Speaking of the physical look of the piece, I have to mention Chahine Yavroyan’s lighting. I’m not normally one to dwell on scenography, preferring instead to take in the piece as a whole, but Yavroyan’s lighting was a triumph. It set the scene perfectly and used some mind-boggling effects at times – indeed, the moment when the whole theatre seemed to sway and move was so impressive I completely forgot about the spectacle on stage, staring dumbstruck at the balcony opposite me as it seemed to move and shift.
The staging too, is beautiful in it’s simplicity – a bare stage with bare iron ladders curving over the audience, creating a grid and an empty space to create any image the ever-changing story dictates. The whole thing is incredibly well designed and executed, allowing the patients of the asylum to loom over the audience on the ladders, hang off precariously at times, and use the runways to get up close and personal to those seated in the stalls.

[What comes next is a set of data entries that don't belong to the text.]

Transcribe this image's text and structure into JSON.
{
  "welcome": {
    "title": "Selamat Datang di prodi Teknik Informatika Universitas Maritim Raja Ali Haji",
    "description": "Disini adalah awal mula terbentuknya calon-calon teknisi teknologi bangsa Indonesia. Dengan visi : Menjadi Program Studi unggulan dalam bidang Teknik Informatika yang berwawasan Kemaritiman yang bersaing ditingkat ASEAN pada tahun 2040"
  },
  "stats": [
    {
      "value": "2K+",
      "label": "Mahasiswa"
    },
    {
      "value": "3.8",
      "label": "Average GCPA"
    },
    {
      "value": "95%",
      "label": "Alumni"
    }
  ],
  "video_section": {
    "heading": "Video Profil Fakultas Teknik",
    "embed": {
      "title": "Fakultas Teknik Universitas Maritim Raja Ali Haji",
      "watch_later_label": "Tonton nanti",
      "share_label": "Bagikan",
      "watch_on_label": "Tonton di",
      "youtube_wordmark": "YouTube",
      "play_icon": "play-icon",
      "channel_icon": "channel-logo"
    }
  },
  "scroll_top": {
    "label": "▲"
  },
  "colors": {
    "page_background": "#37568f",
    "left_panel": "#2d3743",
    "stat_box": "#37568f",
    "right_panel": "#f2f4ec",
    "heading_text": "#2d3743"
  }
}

The piece is performed admirably by the large cast, with all committing to the play’s strong demands from its actors. I was uncomfortable at first with the idea of an able-bodied cast doing out-dated impressions of patients with learning difficulties, but this aspect of the production is approached tastefully, and no one in the cast has slipped into caricature or cliché, instead portraying these patients subtly when necessary, but also allowing them the freedom to lash out when the script dictates it.
Jasper Britton, as I previously mentioned, stands out as De Sade who is the orchestrator of this event, but there are great performances from all, most notably Imogen Joel as a shivering and narcoleptic Charlotte Corday, and Lisa Hammond who gives a spectacular take on the Herald – revelling in every aspect of the play being performed, especially the more disturbing and sadistic acts.

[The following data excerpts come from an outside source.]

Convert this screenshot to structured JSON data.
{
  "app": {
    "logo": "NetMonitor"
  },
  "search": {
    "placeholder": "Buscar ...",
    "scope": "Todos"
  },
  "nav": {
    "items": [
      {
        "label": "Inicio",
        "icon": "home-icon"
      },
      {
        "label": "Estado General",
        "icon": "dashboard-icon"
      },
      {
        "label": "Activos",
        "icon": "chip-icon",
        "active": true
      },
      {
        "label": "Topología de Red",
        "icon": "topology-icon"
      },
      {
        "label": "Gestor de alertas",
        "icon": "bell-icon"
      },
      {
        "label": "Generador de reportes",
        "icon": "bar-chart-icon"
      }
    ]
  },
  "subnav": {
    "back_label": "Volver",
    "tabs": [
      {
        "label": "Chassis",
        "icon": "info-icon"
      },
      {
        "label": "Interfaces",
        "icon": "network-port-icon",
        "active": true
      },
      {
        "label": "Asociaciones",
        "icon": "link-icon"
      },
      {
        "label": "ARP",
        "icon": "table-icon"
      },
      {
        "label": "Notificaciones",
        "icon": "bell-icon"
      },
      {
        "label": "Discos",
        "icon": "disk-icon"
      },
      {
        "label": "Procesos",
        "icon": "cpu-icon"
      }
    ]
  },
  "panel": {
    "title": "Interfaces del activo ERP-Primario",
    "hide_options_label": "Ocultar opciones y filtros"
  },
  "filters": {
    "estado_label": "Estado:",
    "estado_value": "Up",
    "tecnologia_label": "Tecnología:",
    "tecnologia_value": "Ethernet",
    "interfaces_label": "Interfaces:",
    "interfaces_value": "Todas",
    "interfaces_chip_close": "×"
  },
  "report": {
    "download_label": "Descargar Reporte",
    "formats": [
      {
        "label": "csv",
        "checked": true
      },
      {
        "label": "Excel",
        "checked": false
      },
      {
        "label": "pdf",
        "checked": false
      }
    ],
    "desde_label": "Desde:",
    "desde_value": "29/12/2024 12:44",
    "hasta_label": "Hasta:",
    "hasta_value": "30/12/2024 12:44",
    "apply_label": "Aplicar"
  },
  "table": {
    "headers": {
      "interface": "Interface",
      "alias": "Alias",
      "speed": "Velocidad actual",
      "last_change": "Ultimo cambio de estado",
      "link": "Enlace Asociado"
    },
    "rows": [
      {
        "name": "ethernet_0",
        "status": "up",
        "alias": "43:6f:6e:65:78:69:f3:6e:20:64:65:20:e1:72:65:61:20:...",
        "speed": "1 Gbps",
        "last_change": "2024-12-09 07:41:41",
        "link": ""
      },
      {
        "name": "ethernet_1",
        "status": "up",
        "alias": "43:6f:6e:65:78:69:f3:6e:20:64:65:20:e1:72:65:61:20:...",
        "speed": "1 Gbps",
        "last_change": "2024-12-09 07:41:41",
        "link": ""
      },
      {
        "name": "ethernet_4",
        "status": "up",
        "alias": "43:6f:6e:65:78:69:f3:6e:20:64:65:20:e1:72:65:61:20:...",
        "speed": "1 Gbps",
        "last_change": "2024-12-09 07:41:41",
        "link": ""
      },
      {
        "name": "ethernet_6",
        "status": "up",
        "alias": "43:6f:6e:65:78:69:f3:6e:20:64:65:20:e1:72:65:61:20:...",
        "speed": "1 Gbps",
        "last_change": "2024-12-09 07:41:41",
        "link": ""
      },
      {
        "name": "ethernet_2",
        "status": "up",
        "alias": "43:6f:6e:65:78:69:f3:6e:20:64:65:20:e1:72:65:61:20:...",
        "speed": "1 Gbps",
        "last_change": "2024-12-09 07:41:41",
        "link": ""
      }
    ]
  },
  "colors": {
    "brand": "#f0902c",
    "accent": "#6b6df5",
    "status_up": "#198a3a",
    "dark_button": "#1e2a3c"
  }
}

And so we come to the main flaw in Neilson’s production, and it is a flaw that marred the entire production for me. It all looks very good, and it’s certainly shocking, but in focussing so doggedly on the shock-and-awe tactics employed here, Neilson seems to bypass the main points of the play. Marat’s freedom from oppression is something that could really speak to a modern audience, but it is a message that is lost in the hubbub around it. In the same way, the individualism that Sade champions is something a modern audience can identify with, but that message is only ever drilled home when something utterly appalling is happening on stage at the same time, so is lost in the ether.
This is an insightful play, but the sensationalist staging here means that anything I might have taken away from it was lost. Instead I left as many did, a bit shell-shocked, impressed at the grandeur and ambition of the piece, but totally confused about why it all happened.